A l’heure où la jeunesse française défile dans tout le pays pour endiguer la marche forcée des démolisseurs du code du travail, d’autres voix se faisaient entendre également dans le monde pour dénoncer la rapine de Bush et ses complices pétroliers. Il est vrai qu’il y a de quoi dire et de quoi dénoncer. Que retenir de l’Irak trois années plus tard ? L’autrefois puissant pays pétrolier est complètement anéanti. Les seules images que l’on retiendra pour ce bilan triennal seront celles d'Abou Ghraïb. On se souviendra aussi des rares reportages honnêtes qui soulignent crûment la déliquescence d’un peuple fier et d’un état que les stratèges de l'ombre démembrent sous nos yeux hagards. On gardera en mémoire les rares images du carnage irakien qui s’amenuisent au fur et à mesure que la liste des journalistes exécutés s’emplit.
Les dépêches nous apprennent également que l’armée de l’Empire, trois années plus tard, en est encore à lancer des offensives pour tenter de pacifier un pays militairement conquis. La normalisation n'est pas pour demain... C’est un bien triste anniversaire qui est célébré aujourd’hui et un cauchemar persistant qui n’empêche pas grand monde de dormir, hélas.
 
 
--------------------------
 
 
 
"LONDRES (AP) - De Sydney à Londres, de Karachi à Istanbul, des milliers de personnes ont donné samedi le coup d'envoi des manifestations prévues dans le monde entier à l'occasion du troisième anniversaire du déclenchement de l'intervention américaine contre le régime de Saddam Hussein.

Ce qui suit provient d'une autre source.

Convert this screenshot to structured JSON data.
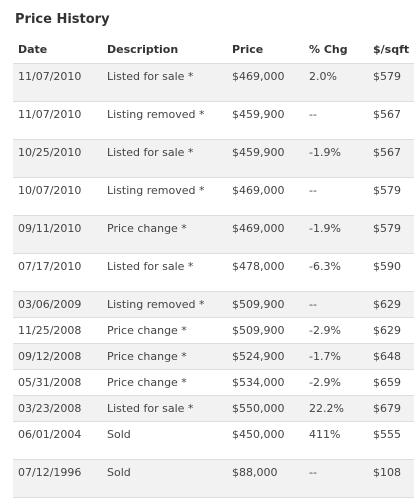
{
  "title": "Price History",
  "columns": {
    "date": "Date",
    "description": "Description",
    "price": "Price",
    "pct_chg": "% Chg",
    "per_sqft": "$/sqft"
  },
  "rows": [
    {
      "date": "11/07/2010",
      "description": "Listed for sale *",
      "price": "$469,000",
      "pct_chg": "2.0%",
      "per_sqft": "$579"
    },
    {
      "date": "11/07/2010",
      "description": "Listing removed *",
      "price": "$459,900",
      "pct_chg": "--",
      "per_sqft": "$567"
    },
    {
      "date": "10/25/2010",
      "description": "Listed for sale *",
      "price": "$459,900",
      "pct_chg": "-1.9%",
      "per_sqft": "$567"
    },
    {
      "date": "10/07/2010",
      "description": "Listing removed *",
      "price": "$469,000",
      "pct_chg": "--",
      "per_sqft": "$579"
    },
    {
      "date": "09/11/2010",
      "description": "Price change *",
      "price": "$469,000",
      "pct_chg": "-1.9%",
      "per_sqft": "$579"
    },
    {
      "date": "07/17/2010",
      "description": "Listed for sale *",
      "price": "$478,000",
      "pct_chg": "-6.3%",
      "per_sqft": "$590"
    },
    {
      "date": "03/06/2009",
      "description": "Listing removed *",
      "price": "$509,900",
      "pct_chg": "--",
      "per_sqft": "$629"
    },
    {
      "date": "11/25/2008",
      "description": "Price change *",
      "price": "$509,900",
      "pct_chg": "-2.9%",
      "per_sqft": "$629"
    },
    {
      "date": "09/12/2008",
      "description": "Price change *",
      "price": "$524,900",
      "pct_chg": "-1.7%",
      "per_sqft": "$648"
    },
    {
      "date": "05/31/2008",
      "description": "Price change *",
      "price": "$534,000",
      "pct_chg": "-2.9%",
      "per_sqft": "$659"
    },
    {
      "date": "03/23/2008",
      "description": "Listed for sale *",
      "price": "$550,000",
      "pct_chg": "22.2%",
      "per_sqft": "$679"
    },
    {
      "date": "06/01/2004",
      "description": "Sold",
      "price": "$450,000",
      "pct_chg": "411%",
      "per_sqft": "$555"
    },
    {
      "date": "07/12/1996",
      "description": "Sold",
      "price": "$88,000",
      "pct_chg": "--",
      "per_sqft": "$108"
    }
  ],
  "colors": {
    "positive": "#2a9a2a",
    "negative": "#cc2222",
    "row_shade": "#f2f2f2"
  }
}
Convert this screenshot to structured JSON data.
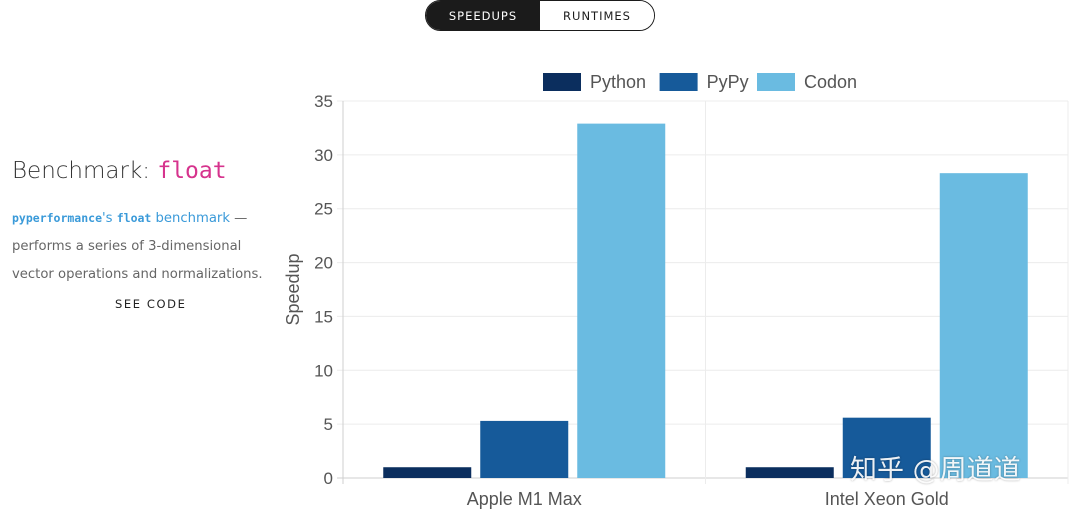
{
  "toggle": {
    "speedups": "SPEEDUPS",
    "runtimes": "RUNTIMES"
  },
  "benchmark": {
    "label": "Benchmark:",
    "name": "float",
    "desc_lib": "pyperformance",
    "desc_suffix": "'s",
    "desc_bench": "float",
    "desc_link": "benchmark",
    "desc_dash": " — ",
    "desc_rest": "performs a series of 3-dimensional vector operations and normalizations.",
    "see_code": "SEE CODE"
  },
  "watermark": "知乎 @周道道",
  "colors": {
    "python": "#0b2e5e",
    "pypy": "#165a9a",
    "codon": "#6abbe1"
  },
  "chart_data": {
    "type": "bar",
    "categories": [
      "Apple M1 Max",
      "Intel Xeon Gold"
    ],
    "series": [
      {
        "name": "Python",
        "values": [
          1,
          1
        ]
      },
      {
        "name": "PyPy",
        "values": [
          5.3,
          5.6
        ]
      },
      {
        "name": "Codon",
        "values": [
          32.9,
          28.3
        ]
      }
    ],
    "ylabel": "Speedup",
    "xlabel": "",
    "ylim": [
      0,
      35
    ],
    "yticks": [
      0,
      5,
      10,
      15,
      20,
      25,
      30,
      35
    ],
    "legend": "top",
    "grid": true
  }
}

A Londres, capitale du premier soutien des Etats-Unis dans cette guerre, plusieurs milliers de manifestants, entre 80.000 et 100.000 selon les organisateurs, environ 15.000 selon la police, se sont rassemblés autour du Parlement et de Big Ben avant de rallier Trafalgar Square pour réclamer le départ d'Irak des troupes de la coalition, et particulièrement des 8.000 militaires britanniques stationnés dans le sud du pays. Certains manifestants portaient des pancartes à l'effigie du président George W. Bush avec l'inscription: "premier terroriste mondial". D'autres brandissaient des photos du Premier ministre Tony Blair en l'appelant à démissionner.
 
"Nous sommes contre cette guerre, pour des raisons religieuses mais aussi sur le plan humanitaire. Personne ne mérite d'être bombardé", a expliqué dans la foule Imran Saghir, un étudiant de 25 ans. Dans le même temps, un millier de manifestants se sont rassemblés dans le centre de Stockholm, en Suède, pour marcher en direction de l'ambassade des Etats-Unis. "USA hors d'Irak", pouvait-on lire sur des banderoles, tandis que certains protestataires étaient grimés comme des prisonniers cagoulés d'Abou Ghraïb.
 
"Nous n'avons pas besoin de la démocratie d'Abou Ghraïb ou de la liberté de Guantanamo", a lancé Eftikar Hachem Alhusainy, l'un des orateurs de la manifestation. En Turquie, où l'opposition à la guerre en Irak dépasse tous les clivages politiques, quelque 3.000 personnes ont défilé à Istanbul. "Etats-Unis assassins", accusait une banderole déployée à Taksim, du côté européen de la ville. "Etats-Unis rentrez chez vous", exhortait une parcarte à Kadikoy, sur la rive asiatique.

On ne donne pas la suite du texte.